- A new study by Paysa.com, a career platform, found that 41% of women never ask their current employers for a raise. Paysa surveyed 2,000 professionals about salary negotiations and pay raises.
- The study also found that employers deny women a raise more often than men, at 42% versus 33%. When employers say they’ll turn down requests for pay increases, this discourages requests from 34% of women and 32% of men.
- One-in-three managers said the best reason to ask for a raise is performing high-quality work. And 39% of managers said asking for a 5% raise is asking for too much money.
The Paysa survey addressed the problems of asking for and negotiating a pay raise. But the survey also raises concerns about possible pay inequities. If 41% of women in the survey never ask for a raise and employers are denying their requests more often than male workers’, these practices could account for some inequities in women’s earnings. Employers must be wary of unfair practices and audit their own programs carefully.

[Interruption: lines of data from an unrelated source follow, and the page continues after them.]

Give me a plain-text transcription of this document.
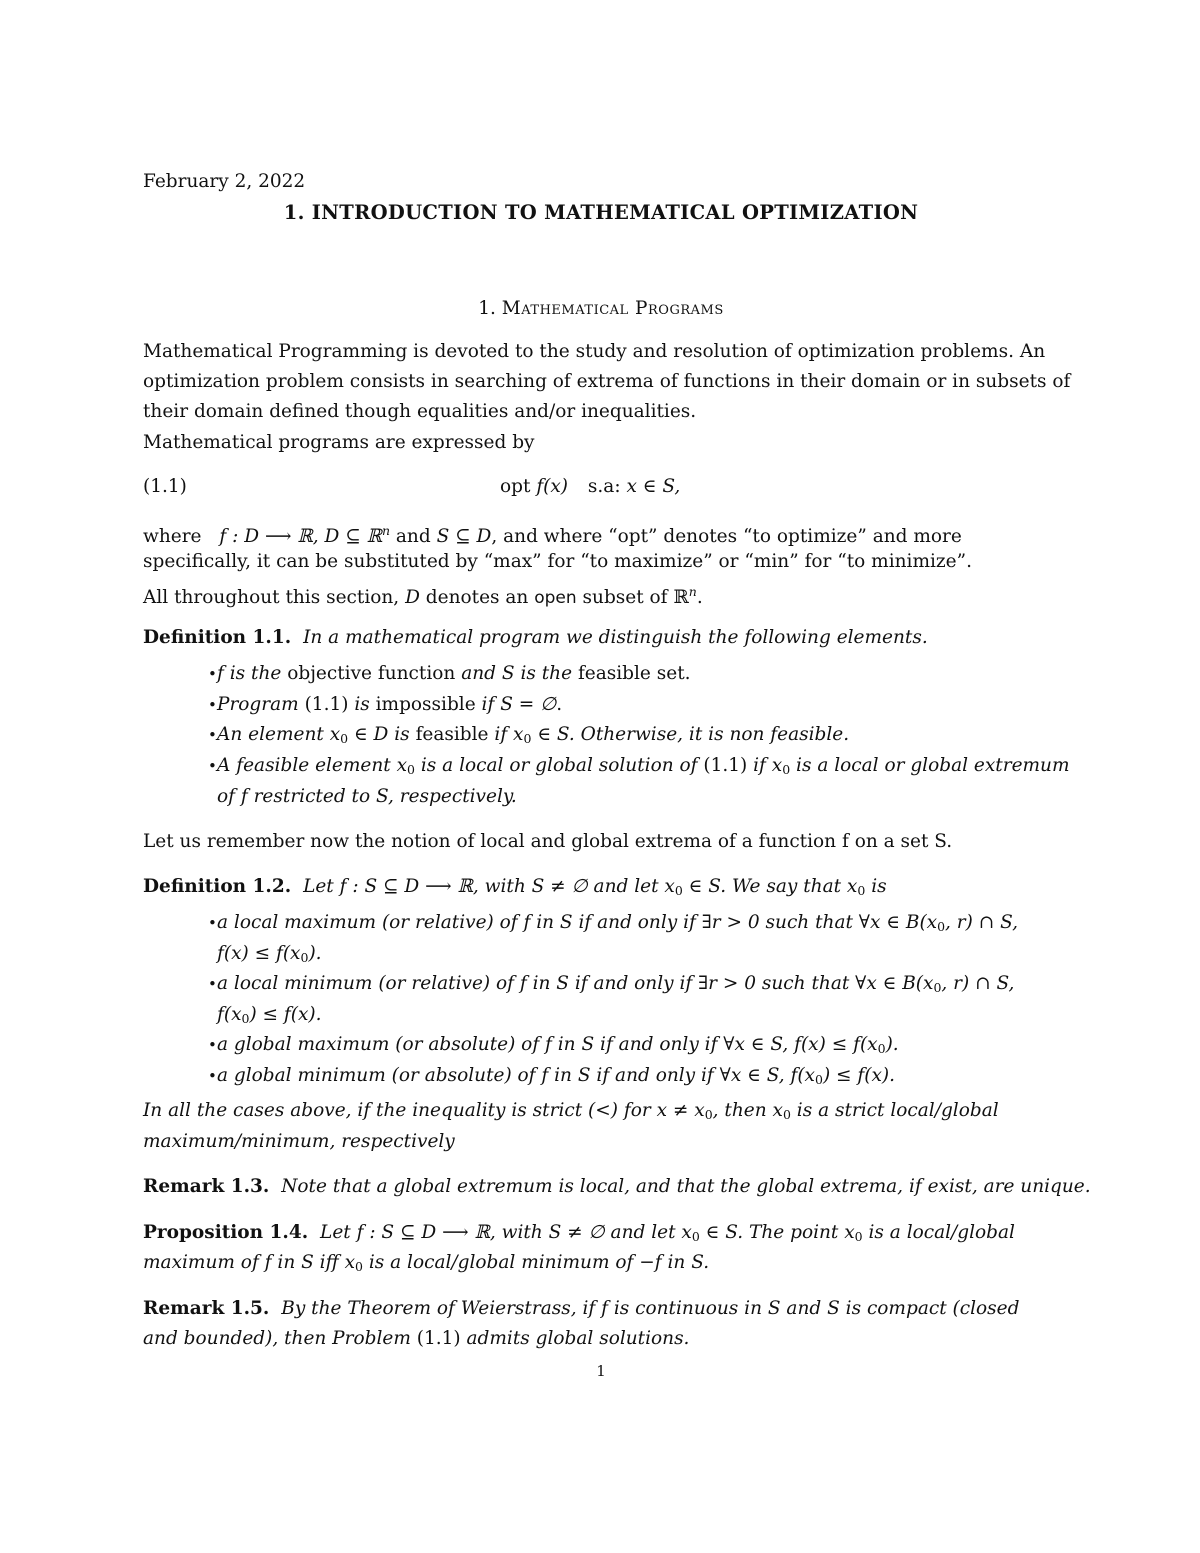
February 2, 2022
1. INTRODUCTION TO MATHEMATICAL OPTIMIZATION
1. Mathematical Programs
Mathematical Programming is devoted to the study and resolution of optimization problems. An
optimization problem consists in searching of extrema of functions in their domain or in subsets of
their domain defined though equalities and/or inequalities.
Mathematical programs are expressed by
(1.1)	opt f(x) s.a: x ∈ S,
where f : D ⟶ ℝ, D ⊆ ℝ$^n$ and S ⊆ D, and where “opt” denotes “to optimize” and more
specifically, it can be substituted by “max” for “to maximize” or “min” for “to minimize”.
All throughout this section, D denotes an open subset of ℝ$^n$.
Definition 1.1. In a mathematical program we distinguish the following elements.
• f is the objective function and S is the feasible set.
• Program (1.1) is impossible if S = ∅.
• An element $x_0$ ∈ D is feasible if $x_0$ ∈ S. Otherwise, it is non feasible.
• A feasible element $x_0$ is a local or global solution of (1.1) if $x_0$ is a local or global extremum
of f restricted to S, respectively.
Let us remember now the notion of local and global extrema of a function f on a set S.
Definition 1.2. Let f : S ⊆ D ⟶ ℝ, with S ≠ ∅ and let $x_0$ ∈ S. We say that $x_0$ is
• a local maximum (or relative) of f in S if and only if ∃r > 0 such that ∀x ∈ $B(x_0$, r) ∩ S,
$f(x) \le f(x_0)$.
• a local minimum (or relative) of f in S if and only if ∃r > 0 such that ∀x ∈ $B(x_0$, r) ∩ S,
$f(x_0) \le f(x)$.
• a global maximum (or absolute) of f in S if and only if ∀x ∈ S, $f(x) \le f(x_0)$.
• a global minimum (or absolute) of f in S if and only if ∀x ∈ S, $f(x_0) \le f(x)$.
In all the cases above, if the inequality is strict (<) for $x \ne x_0$, then $x_0$ is a strict local/global
maximum/minimum, respectively
Remark 1.3. Note that a global extremum is local, and that the global extrema, if exist, are unique.
Proposition 1.4. Let f : S ⊆ D ⟶ ℝ, with S ≠ ∅ and let $x_0$ ∈ S. The point $x_0$ is a local/global
maximum of f in S iff $x_0$ is a local/global minimum of −f in S.
Remark 1.5. By the Theorem of Weierstrass, if f is continuous in S and S is compact (closed
and bounded), then Problem (1.1) admits global solutions.
1
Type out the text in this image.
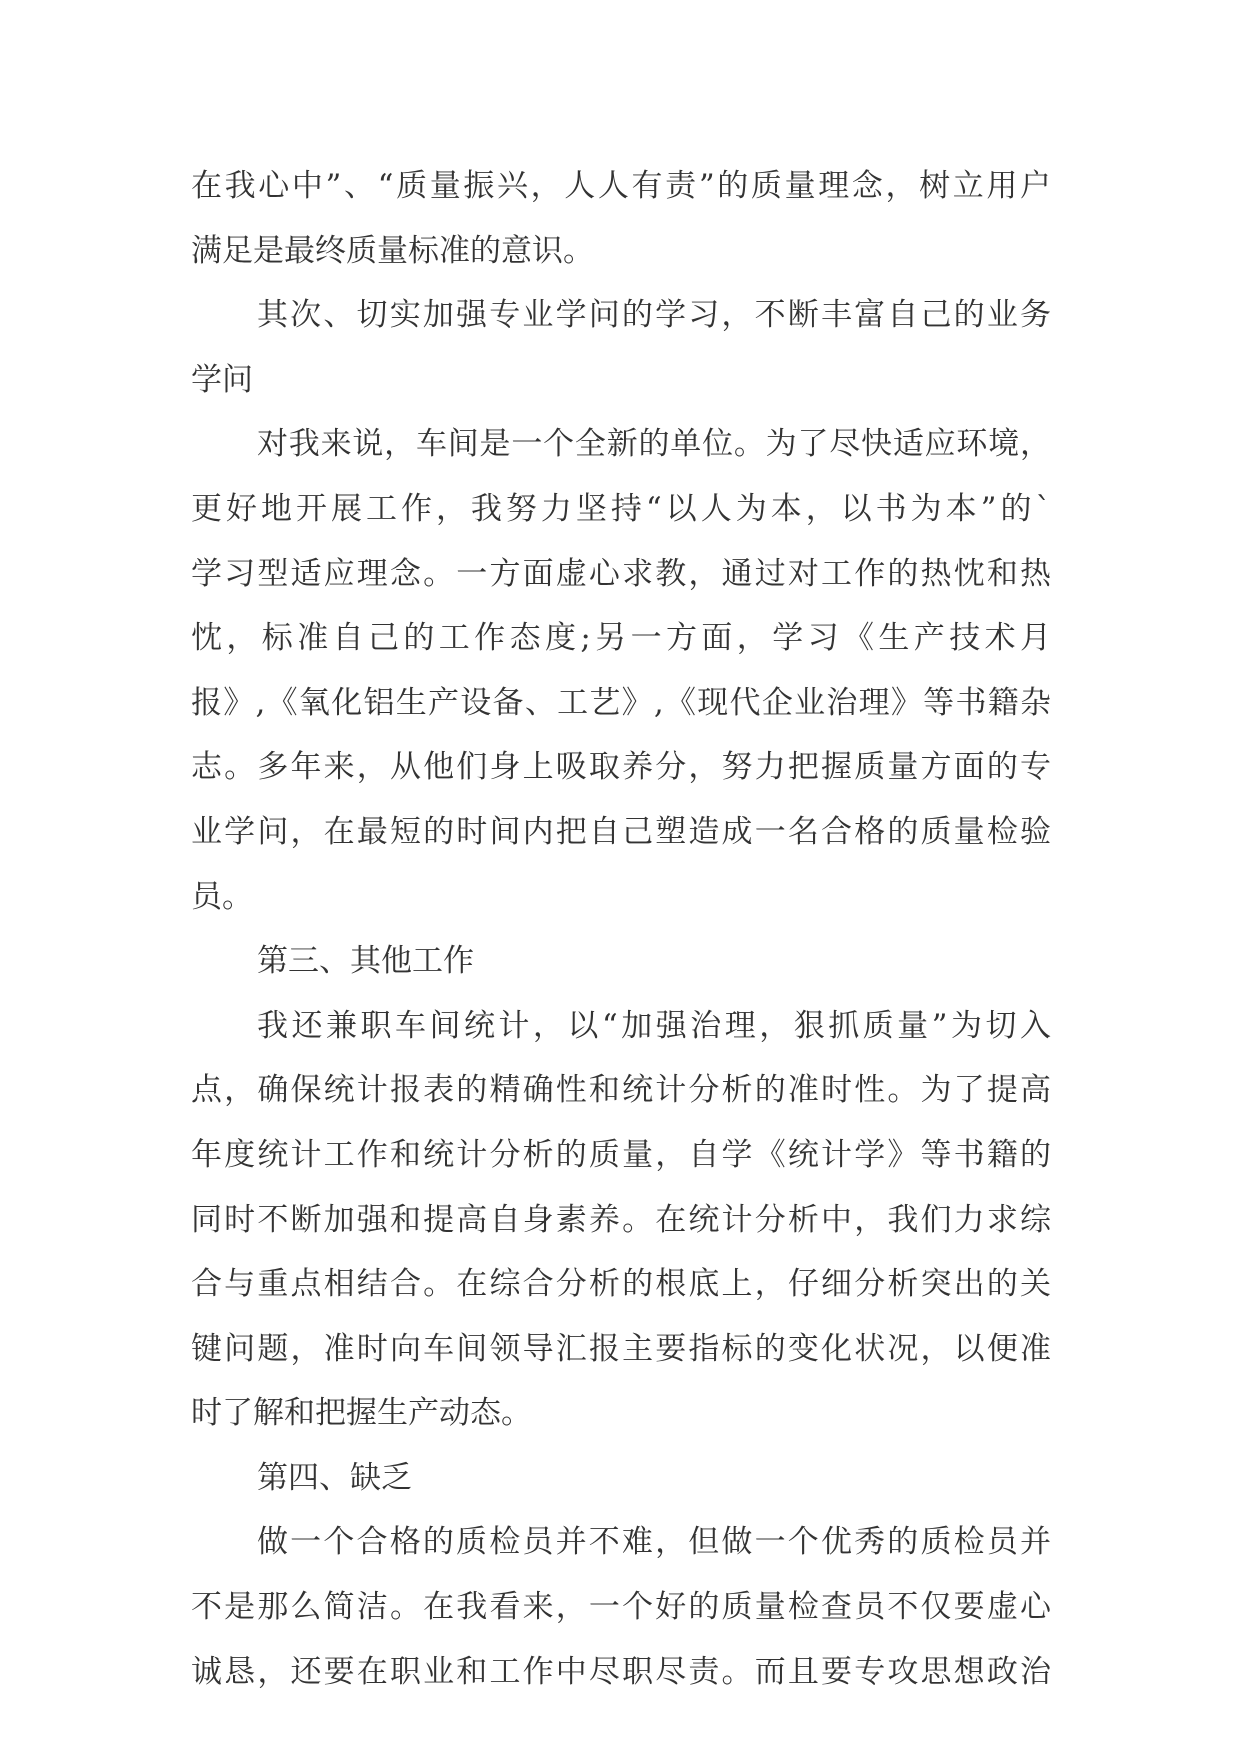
在我心中”、“质量振兴，人人有责”的质量理念，树立用户
满足是最终质量标准的意识。
其次、切实加强专业学问的学习，不断丰富自己的业务
学问
对我来说，车间是一个全新的单位。为了尽快适应环境，
更好地开展工作，我努力坚持“以人为本，以书为本”的`
学习型适应理念。一方面虚心求教，通过对工作的热忱和热
忱，标准自己的工作态度;另一方面，学习《生产技术月
报》,《氧化铝生产设备、工艺》,《现代企业治理》等书籍杂
志。多年来，从他们身上吸取养分，努力把握质量方面的专
业学问，在最短的时间内把自己塑造成一名合格的质量检验
员。
第三、其他工作
我还兼职车间统计，以“加强治理，狠抓质量”为切入
点，确保统计报表的精确性和统计分析的准时性。为了提高
年度统计工作和统计分析的质量，自学《统计学》等书籍的
同时不断加强和提高自身素养。在统计分析中，我们力求综
合与重点相结合。在综合分析的根底上，仔细分析突出的关
键问题，准时向车间领导汇报主要指标的变化状况，以便准
时了解和把握生产动态。
第四、缺乏
做一个合格的质检员并不难，但做一个优秀的质检员并
不是那么简洁。在我看来，一个好的质量检查员不仅要虚心
诚恳，还要在职业和工作中尽职尽责。而且要专攻思想政治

More states have turned their attention to pay inequity, and are passing laws that ban employers from asking about past pay and more specifically protect women and minorities from being paid less for equal or similar work. Raises do a play a part in that, especially if the mechanism for granting raises is unfair for one group of people.
Notably, an Aon Hewitt salary survey expects wages to remain flat for 2017, despite a stronger job market. Employees who planned on requesting a raise this year could have their requests denied, regardless.